レンカ、狩りをする







「ラ・サーラ・リ・エーダ。我は風となり鳥となり羽ばたかん」

ユリシャが、飛翔の呪文を唱える。三人の背中に白い翼が生えて、そのまま馬から飛び立っていく。
真っ白な、天使のような翼はバサリと音を立てて、羽を散らせて空を飛ぶ。
ユリシャは空を翔けながら、神剣レイシャを優しい木漏れ日に反射させて、次々とモンスターを倒していく。でも、数が多い。

「つあっ」

炎のブレスを普通の剣で切り裂いたニアは、後ろから襲われて、反動で剣を地面に落としてしまった。
カキーンと、剣が大地の草むらに突き刺さる。

「ニア!!聖盾(ホーリーシールド)」

すぐにユリシャがニアに結界を張る。

「氷槍(アイスランス)」

ユリシャは詠唱を放棄して、呪文をニアを襲ったモンスターにぶつけた。それは氷の魔法。地面からいくつのも氷の刃がまるでランスのように突き出て、敵を刺し貫くのだ。でも、フレアリオーンは空を羽ばたき、何匹かうちもらした。
その全部が、レンカに向けて牙と爪を尖らせて襲い掛かってきた。

「レンカ!聖盾(ホーリーシールド)!!!」

レンカは、ユリシャの張った結界から脱け出した。

「な、レンカ!!」

「全てを引き裂く空の王よきたれ――」

言葉を紡ぐ。その言葉は力となって具現化する。

それは圧倒的な光景であった。
レンカの声に呼応して、森の空に巨大なドラゴンが現れた。

「あれは――空の精霊ドラゴン、エアリアル!!」

白い翼を羽ばたかせて、ユリシャが息を呑む。なんという巨大な体と存在感だろうか。精霊ドラゴンの中でも、月、太陽、闇、光の4大ドラゴンに継ぐ、空。
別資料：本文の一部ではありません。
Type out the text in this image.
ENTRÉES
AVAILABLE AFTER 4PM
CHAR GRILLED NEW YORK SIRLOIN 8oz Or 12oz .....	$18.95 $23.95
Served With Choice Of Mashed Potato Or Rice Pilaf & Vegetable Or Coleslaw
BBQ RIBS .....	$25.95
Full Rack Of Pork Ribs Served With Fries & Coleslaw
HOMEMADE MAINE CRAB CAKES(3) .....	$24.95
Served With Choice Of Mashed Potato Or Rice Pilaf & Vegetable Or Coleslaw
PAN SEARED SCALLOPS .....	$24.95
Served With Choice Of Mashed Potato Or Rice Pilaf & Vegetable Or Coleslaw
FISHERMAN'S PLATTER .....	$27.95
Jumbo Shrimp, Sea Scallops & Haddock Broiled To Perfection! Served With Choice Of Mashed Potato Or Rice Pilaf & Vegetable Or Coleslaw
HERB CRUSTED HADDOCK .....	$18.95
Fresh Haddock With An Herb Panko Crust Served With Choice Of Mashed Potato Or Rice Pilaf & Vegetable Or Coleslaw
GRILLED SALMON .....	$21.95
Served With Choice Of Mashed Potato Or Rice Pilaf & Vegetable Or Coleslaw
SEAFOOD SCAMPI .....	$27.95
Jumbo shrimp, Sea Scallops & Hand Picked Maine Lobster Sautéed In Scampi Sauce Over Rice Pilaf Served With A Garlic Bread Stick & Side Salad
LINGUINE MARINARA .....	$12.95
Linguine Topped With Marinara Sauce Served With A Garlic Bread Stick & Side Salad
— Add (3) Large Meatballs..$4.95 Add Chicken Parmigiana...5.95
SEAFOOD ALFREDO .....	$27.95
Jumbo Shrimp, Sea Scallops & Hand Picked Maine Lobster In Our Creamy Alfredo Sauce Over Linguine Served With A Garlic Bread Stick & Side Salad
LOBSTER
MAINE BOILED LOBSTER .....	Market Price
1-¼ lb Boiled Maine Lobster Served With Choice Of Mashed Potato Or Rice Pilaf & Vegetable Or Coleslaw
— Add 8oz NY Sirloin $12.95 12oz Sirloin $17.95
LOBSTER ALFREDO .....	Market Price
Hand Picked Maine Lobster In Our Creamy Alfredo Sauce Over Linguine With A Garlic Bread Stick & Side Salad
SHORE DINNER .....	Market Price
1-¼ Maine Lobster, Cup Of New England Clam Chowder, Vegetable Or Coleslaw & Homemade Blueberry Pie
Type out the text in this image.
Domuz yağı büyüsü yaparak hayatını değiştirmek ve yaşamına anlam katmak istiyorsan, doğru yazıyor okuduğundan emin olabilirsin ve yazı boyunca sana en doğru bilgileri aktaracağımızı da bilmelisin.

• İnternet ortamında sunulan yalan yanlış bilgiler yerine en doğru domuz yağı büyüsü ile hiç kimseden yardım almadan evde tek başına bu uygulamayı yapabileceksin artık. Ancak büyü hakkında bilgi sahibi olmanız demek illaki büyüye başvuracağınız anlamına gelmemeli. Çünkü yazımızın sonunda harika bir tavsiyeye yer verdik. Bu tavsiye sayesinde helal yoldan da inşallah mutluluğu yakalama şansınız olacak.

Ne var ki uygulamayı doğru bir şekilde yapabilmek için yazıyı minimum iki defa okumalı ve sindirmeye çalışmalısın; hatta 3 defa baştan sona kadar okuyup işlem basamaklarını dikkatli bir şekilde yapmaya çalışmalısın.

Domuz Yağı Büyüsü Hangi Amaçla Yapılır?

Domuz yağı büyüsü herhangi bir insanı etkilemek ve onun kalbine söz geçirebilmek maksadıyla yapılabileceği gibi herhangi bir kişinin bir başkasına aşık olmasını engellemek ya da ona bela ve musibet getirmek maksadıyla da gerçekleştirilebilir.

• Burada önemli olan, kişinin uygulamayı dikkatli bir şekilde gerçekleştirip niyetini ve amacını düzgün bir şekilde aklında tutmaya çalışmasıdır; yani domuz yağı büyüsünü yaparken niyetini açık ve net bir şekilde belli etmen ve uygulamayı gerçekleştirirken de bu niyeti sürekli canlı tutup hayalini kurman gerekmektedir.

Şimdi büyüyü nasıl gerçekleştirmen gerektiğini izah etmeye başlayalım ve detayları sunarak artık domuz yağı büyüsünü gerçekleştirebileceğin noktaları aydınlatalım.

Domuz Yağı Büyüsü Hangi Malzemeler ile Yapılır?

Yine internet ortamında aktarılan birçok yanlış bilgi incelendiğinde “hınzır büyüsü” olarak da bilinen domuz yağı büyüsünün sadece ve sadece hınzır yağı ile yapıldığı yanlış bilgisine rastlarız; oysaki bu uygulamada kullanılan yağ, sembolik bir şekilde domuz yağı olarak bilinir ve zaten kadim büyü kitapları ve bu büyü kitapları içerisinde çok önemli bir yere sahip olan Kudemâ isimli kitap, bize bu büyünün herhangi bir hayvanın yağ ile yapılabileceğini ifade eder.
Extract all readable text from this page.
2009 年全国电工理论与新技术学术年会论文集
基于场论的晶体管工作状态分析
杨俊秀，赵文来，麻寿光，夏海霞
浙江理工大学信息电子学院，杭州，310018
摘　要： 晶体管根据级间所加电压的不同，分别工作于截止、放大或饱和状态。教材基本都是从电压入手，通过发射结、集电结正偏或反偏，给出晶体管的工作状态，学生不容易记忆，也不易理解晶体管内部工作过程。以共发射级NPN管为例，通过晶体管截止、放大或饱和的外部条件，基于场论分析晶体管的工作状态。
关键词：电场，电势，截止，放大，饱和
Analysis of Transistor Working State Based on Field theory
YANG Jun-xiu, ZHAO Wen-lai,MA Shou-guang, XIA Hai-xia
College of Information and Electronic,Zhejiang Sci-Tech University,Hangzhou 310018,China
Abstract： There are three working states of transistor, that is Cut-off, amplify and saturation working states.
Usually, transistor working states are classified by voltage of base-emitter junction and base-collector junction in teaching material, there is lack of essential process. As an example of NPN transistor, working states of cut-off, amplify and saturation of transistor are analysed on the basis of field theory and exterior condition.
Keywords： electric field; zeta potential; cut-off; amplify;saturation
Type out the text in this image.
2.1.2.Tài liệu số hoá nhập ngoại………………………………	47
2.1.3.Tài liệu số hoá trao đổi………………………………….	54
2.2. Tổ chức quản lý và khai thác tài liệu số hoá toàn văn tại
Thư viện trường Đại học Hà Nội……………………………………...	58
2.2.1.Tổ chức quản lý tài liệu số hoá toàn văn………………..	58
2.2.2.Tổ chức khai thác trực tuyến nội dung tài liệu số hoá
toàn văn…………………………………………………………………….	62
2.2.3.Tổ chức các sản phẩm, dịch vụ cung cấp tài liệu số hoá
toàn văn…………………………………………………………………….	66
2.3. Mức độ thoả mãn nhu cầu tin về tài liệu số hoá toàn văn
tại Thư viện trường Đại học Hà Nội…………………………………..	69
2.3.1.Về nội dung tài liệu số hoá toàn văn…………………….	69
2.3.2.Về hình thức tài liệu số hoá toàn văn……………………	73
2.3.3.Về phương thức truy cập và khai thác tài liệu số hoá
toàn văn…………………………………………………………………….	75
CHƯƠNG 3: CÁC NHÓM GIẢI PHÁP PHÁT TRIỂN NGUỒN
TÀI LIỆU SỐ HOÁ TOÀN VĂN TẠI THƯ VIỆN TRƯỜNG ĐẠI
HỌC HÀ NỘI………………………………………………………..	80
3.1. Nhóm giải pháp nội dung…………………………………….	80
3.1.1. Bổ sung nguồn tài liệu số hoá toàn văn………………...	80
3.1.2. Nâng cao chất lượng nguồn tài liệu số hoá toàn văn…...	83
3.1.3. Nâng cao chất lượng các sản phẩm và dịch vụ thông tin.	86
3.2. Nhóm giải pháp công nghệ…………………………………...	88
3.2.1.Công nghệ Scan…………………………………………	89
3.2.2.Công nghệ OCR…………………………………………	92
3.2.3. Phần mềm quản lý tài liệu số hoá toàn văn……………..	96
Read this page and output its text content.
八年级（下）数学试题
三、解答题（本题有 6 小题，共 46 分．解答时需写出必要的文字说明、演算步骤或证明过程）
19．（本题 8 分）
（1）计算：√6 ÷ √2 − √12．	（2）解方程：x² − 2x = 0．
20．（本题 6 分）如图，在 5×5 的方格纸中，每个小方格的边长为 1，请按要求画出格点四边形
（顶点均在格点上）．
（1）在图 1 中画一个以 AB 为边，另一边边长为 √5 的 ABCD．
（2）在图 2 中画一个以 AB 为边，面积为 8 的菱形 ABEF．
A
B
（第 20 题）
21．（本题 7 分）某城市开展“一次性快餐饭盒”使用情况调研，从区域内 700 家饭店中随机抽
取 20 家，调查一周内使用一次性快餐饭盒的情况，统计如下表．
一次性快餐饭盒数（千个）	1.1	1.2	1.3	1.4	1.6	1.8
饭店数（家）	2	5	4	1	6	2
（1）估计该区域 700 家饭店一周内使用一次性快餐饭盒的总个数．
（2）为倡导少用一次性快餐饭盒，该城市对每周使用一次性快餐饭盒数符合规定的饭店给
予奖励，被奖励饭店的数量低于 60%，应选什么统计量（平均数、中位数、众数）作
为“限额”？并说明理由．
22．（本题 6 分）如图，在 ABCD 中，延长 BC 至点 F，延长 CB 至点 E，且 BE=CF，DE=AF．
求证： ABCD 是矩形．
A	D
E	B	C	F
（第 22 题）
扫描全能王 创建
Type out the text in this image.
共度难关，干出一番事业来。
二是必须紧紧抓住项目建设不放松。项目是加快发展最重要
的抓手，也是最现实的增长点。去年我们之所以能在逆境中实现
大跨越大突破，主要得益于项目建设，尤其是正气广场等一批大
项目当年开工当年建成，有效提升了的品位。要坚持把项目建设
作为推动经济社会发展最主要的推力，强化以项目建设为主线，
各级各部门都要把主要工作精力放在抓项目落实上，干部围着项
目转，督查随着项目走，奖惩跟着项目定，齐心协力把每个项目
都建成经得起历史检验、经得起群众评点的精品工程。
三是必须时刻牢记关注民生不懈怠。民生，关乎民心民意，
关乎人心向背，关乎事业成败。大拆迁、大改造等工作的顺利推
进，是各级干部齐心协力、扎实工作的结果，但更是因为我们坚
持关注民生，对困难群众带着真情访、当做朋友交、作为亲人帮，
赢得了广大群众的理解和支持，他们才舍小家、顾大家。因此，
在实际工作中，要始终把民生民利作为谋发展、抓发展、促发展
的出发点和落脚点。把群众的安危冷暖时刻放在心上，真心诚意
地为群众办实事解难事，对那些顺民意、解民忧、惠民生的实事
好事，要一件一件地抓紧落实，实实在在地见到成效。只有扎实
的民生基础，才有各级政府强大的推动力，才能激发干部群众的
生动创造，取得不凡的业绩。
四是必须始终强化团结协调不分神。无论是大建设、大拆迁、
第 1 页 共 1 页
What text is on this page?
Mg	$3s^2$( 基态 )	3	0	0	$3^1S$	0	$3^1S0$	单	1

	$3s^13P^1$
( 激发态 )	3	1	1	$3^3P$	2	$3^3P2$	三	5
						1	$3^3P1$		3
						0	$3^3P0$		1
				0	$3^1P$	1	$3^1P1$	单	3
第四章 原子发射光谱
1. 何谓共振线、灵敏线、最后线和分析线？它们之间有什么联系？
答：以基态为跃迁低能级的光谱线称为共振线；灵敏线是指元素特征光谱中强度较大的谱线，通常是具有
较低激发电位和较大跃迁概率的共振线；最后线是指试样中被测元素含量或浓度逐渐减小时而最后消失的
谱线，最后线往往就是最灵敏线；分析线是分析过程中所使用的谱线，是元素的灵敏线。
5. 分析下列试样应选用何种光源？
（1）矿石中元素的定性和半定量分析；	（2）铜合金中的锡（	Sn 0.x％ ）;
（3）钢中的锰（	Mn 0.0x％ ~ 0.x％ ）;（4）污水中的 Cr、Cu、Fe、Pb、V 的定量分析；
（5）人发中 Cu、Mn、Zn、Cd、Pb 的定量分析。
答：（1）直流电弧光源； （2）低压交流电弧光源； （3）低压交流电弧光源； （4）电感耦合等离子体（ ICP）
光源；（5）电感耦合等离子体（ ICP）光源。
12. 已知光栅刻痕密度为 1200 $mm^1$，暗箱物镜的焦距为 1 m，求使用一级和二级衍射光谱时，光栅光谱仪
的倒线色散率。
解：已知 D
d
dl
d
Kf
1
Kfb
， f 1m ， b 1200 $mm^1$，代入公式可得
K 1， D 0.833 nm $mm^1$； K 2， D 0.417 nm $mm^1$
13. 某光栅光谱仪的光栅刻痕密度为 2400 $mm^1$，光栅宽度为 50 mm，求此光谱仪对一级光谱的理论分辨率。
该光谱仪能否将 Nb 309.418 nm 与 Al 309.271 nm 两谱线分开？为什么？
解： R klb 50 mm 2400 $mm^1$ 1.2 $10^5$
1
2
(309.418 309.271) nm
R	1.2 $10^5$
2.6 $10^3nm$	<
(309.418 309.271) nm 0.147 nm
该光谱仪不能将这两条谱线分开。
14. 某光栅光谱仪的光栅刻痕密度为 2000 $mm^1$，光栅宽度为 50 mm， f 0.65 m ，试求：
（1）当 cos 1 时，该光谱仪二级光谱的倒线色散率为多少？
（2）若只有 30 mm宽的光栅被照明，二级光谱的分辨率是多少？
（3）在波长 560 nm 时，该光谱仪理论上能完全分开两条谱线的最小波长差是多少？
海の聖獣とされるリヴァイアサンと同じで、精霊ドラゴンの中で最もドラゴンらしい形をしている。
他の精霊ドラゴンは精霊そのままの形だったり、人の姿をしていたり――特に、月、太陽、闇、光はフェンリルのような狼の姿をしている。そう、カッシーニャのような姿を。

「引き裂け!!!」

レンカがエアリアルの側まで羽ばたき飛翔すると、叫んだ。

(ゆくぞ。エアスラッシュ!!)

いくつもの真空の刃が、全てのフレアリオーンを引き裂き止めをさした。それを確認して、レンカは空のドラゴンを仰ぎ見る。

「わが身に戻れ!」

エアリアルは、青い光となってレンカの体に吸い込まれた。
これが、藤原一族の力。本来なら黒髪黒目が条件なのだが、レンカにも宿っている。竜の子と呼ばれる、精霊ドラゴンなどの精霊の長のドラゴンを召還したり、その力を使役する能力だ。

「凄いな。あんなドラゴンを見たのは初めてだ」

ニアが、圧倒的な姿が去っていった空間を見上げて、剣を拾い上げて鞘に収めた。

「あーうん。俺も初めて」

実際に、呼び出したのは初めてだった。

風、水、大地、炎、その他に空と海がいる。月は今は空位。太陽はもともとカッシーニャでこちらも空位だ。闇はラグドエルといって、竜の子が全ての契約した精霊ドラゴンを宿した時の姿である。そして光のドラゴンはレイシャ。今ユリエスが使っている、神剣レイシャがそれだ。普段は剣として存在し、聖戦がなくなった今は剣のまま静かに眠っている。

こうして、三人は無事にモンスターを倒すとテントの方に戻った。
皆、空のドラゴン、エアリアルの姿を見て圧巻された様子だった。それを呼び出したのが、レンカであると誰も信じられない様子だった。

「レンカが呼び出したドラゴンだ、あれは。害はない。フレアリオーンは全て退治した」

兵たちは、レンカに膝をつく。

「ちょ、なんだよ!!」

「黒き聖女の血をひきしレンカ様。素晴らしい」

レンカは照れて、ユリシャの後ろに隠れた。